Numakura Kazuyuki, Satoh Shigeru, Tsuchiya Norihiko, Saito Mitsuru, Nara Taketoshi, Huang Mingguo, Tsuruta Hiroshi, Akihama Susumu, Inoue Takamitsu, Narita Shintaro, Habuchi Tomonori
Akita University Graduate School of Medicine, Japan.
Prog Transplant. 2014 Dec;24(4):328-31. doi: 10.7182/pit2014372.

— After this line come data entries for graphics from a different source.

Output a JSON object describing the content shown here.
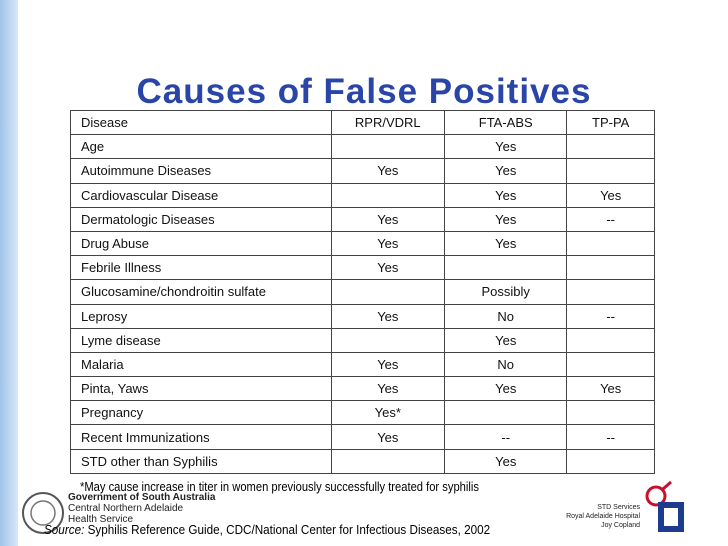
{
  "title": "Causes of False Positives",
  "table": {
    "header": [
      "Disease",
      "RPR/VDRL",
      "FTA-ABS",
      "TP-PA"
    ],
    "rows": [
      [
        "Age",
        null,
        "Yes",
        null
      ],
      [
        "Autoimmune Diseases",
        "Yes",
        "Yes",
        null
      ],
      [
        "Cardiovascular Disease",
        null,
        "Yes",
        "Yes"
      ],
      [
        "Dermatologic Diseases",
        "Yes",
        "Yes",
        "--"
      ],
      [
        "Drug Abuse",
        "Yes",
        "Yes",
        null
      ],
      [
        "Febrile Illness",
        "Yes",
        null,
        null
      ],
      [
        "Glucosamine/chondroitin sulfate",
        null,
        "Possibly",
        null
      ],
      [
        "Leprosy",
        "Yes",
        "No",
        "--"
      ],
      [
        "Lyme disease",
        null,
        "Yes",
        null
      ],
      [
        "Malaria",
        "Yes",
        "No",
        null
      ],
      [
        "Pinta, Yaws",
        "Yes",
        "Yes",
        "Yes"
      ],
      [
        "Pregnancy",
        "Yes*",
        null,
        null
      ],
      [
        "Recent Immunizations",
        "Yes",
        "--",
        "--"
      ],
      [
        "STD other than Syphilis",
        null,
        "Yes",
        null
      ]
    ]
  },
  "footnote": "*May cause increase in titer in women previously successfully treated for syphilis",
  "source": {
    "label": "Source:",
    "text": "Syphilis Reference Guide, CDC/National Center for Infectious Diseases, 2002"
  },
  "logo_left": {
    "line1": "Government of South Australia",
    "line2": "Central Northern Adelaide",
    "line3": "Health Service"
  },
  "logo_right": {
    "line1": "STD Services",
    "line2": "Royal Adelaide Hospital",
    "line3": "Joy Copland"
  }
}
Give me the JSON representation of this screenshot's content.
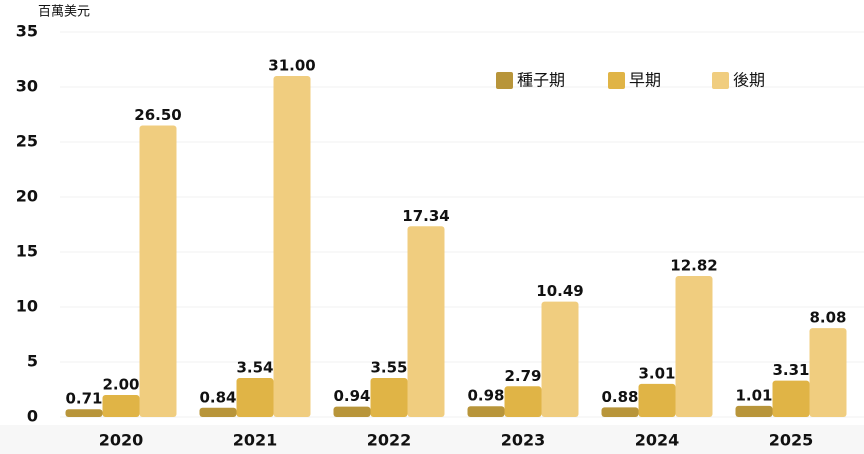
{
  "chart_data": {
    "type": "bar",
    "y_label": "百萬美元",
    "categories": [
      "2020",
      "2021",
      "2022",
      "2023",
      "2024",
      "2025"
    ],
    "series": [
      {
        "name": "種子期",
        "color": "#b8953a",
        "values": [
          0.71,
          0.84,
          0.94,
          0.98,
          0.88,
          1.01
        ],
        "value_labels": [
          "0.71",
          "0.84",
          "0.94",
          "0.98",
          "0.88",
          "1.01"
        ]
      },
      {
        "name": "早期",
        "color": "#e0b446",
        "values": [
          2,
          3.54,
          3.55,
          2.79,
          3.01,
          3.31
        ],
        "value_labels": [
          "2.00",
          "3.54",
          "3.55",
          "2.79",
          "3.01",
          "3.31"
        ]
      },
      {
        "name": "後期",
        "color": "#f0cd7f",
        "values": [
          26.5,
          31,
          17.34,
          10.49,
          12.82,
          8.08
        ],
        "value_labels": [
          "26.50",
          "31.00",
          "17.34",
          "10.49",
          "12.82",
          "8.08"
        ]
      }
    ],
    "ylim": [
      0,
      35
    ],
    "yticks": [
      0,
      5,
      10,
      15,
      20,
      25,
      30,
      35
    ],
    "grid": true,
    "legend": "top-right"
  }
}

The development of primary malignant tumors is a distressing complication of organ transplant. However, the emergence of de novo renal cell carcinoma from a kidney allograft is rare. A 60-year-old man underwent living kidney transplant from a spousal donor. Six years after the transplant surgery, computed tomographic evaluation confirmed the presence of a 2.8-cm-diameter solid mass in the lower pole of the allograft. Partial allograft nephrectomy was performed, and the margin surrounding the normal parenchyma was resected. The serum level of creatinine did not decrease. Here, we report a case of renal cell carcinoma in an allograft kidney that was successfully treated with nephron-sparing surgery.
原发性恶性肿瘤的发生是器官移植令人苦恼的并发症。然而,同种异体肾移植中出现原发性肾细胞癌的情况较为罕见。一名60岁男性接受了来自配偶供体的活体肾移植。移植手术后六年,计算机断层扫描评估证实同种异体肾下极存在一个直径2.8厘米的实性肿块。进行了部分同种异体肾切除术,并切除了正常实质周围的边缘组织。血清肌酐水平未下降。在此,我们报告一例同种异体肾肾细胞癌病例,该病例通过保留肾单位手术成功治疗。